GENOA – The first senior housing development in Genoa is a step closer to becoming a reality.
The city’s plan commission on Thursday night made a unanimous recommendation that the City Council approve rezoning for a 55-and-older housing project in the Riverbend subdivision, as proposed by Brian Grainger’s company, By Grainger.
Grainger requested that the Planned Unit Development for the land, owned by BMO Harris Bank, be amended so that the complex can be built toward the southern end of the subdivision, which is south of Route 72. If the project is ultimately approved by the council, in addition to the housing units, which will be in a quad arrangement – four units a building – a clubhouse will be built at the corner of Winding Trail and Riverbend Drive.
The housing units would line Stearn Drive, predominantly on the east side, as most of the properties on the west side are subject to an ongoing lawsuit, as well as the south side of Winding Trail and both sides of Forrest Lane.
The proposed amendments are: The Forrest Lane stretch was zoned for 102 age-restricted units, but Grainger wants to add another 13; the Stearn Drive area must be rezoned from single-family to include age-restricted properties, and Grainger wants the 53 lots platted to be increased to 60.
“The general tone of the residents was concern over, if there’s a concentration of senior housing, how will that affect response times,” the city’s management assistant, Alyssa Seguss, said Friday.
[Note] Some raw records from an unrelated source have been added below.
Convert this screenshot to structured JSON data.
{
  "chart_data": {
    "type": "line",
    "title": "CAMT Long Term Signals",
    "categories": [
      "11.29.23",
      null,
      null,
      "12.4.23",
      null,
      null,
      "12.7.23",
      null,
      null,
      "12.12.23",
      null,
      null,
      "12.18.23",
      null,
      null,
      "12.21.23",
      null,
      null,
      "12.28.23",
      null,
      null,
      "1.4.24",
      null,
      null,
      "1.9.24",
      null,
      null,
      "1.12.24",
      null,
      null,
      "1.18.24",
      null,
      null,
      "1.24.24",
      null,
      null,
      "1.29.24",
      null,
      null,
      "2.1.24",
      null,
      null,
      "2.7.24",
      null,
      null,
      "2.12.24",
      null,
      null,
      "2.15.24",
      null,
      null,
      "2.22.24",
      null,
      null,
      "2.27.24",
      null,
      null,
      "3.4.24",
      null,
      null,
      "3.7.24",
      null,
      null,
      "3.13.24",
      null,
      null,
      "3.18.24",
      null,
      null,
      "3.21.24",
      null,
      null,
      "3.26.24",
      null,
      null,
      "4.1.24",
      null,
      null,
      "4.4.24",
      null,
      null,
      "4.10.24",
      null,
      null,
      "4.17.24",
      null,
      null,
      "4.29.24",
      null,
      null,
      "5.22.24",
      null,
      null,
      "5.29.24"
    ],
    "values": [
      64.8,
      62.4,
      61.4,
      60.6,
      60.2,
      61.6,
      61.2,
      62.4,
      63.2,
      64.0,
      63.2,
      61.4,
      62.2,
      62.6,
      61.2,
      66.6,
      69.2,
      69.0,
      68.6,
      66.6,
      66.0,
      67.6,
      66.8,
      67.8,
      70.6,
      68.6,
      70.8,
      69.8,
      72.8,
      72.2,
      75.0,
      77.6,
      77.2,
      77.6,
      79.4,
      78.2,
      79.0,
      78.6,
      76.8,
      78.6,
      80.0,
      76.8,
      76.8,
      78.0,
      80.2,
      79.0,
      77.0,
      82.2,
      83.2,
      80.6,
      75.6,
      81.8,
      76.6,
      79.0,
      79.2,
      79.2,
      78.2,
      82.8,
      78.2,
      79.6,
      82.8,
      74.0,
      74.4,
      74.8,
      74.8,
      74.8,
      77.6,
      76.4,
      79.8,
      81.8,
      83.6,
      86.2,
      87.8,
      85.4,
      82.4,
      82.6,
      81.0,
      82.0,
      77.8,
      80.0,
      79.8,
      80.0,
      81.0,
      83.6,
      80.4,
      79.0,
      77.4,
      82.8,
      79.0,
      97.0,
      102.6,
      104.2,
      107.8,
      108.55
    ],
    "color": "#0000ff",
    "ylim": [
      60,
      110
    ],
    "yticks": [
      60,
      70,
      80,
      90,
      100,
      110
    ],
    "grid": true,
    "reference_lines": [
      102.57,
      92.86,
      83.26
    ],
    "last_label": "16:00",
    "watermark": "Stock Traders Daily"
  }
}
She said, however, that fire officials at the meeting said the department is staffed well enough and prepared for any shift in emergency calls.
Before the housing market crash in 2008, 12 lots were built along Forrest Lane before the developer went into bankruptcy, City Administrator Bill Ganek said.
“A project that’s sat half-finished, or really only partially finished, has a chance to be completed, and to be an asset to the city and our residents,” Ganek said.
He said no similar housing is available for seniors.
The proposal next goes before the City Council, which meets the first and third Tuesday of each month. Seguss said at the very earliest, the council will vote on it at the Oct. 16 meeting, but the litigation over the land on Stearn Drive could stall matters.
“I’d be surprised if it goes before the council on the 16th, but you never know,” Seguss said.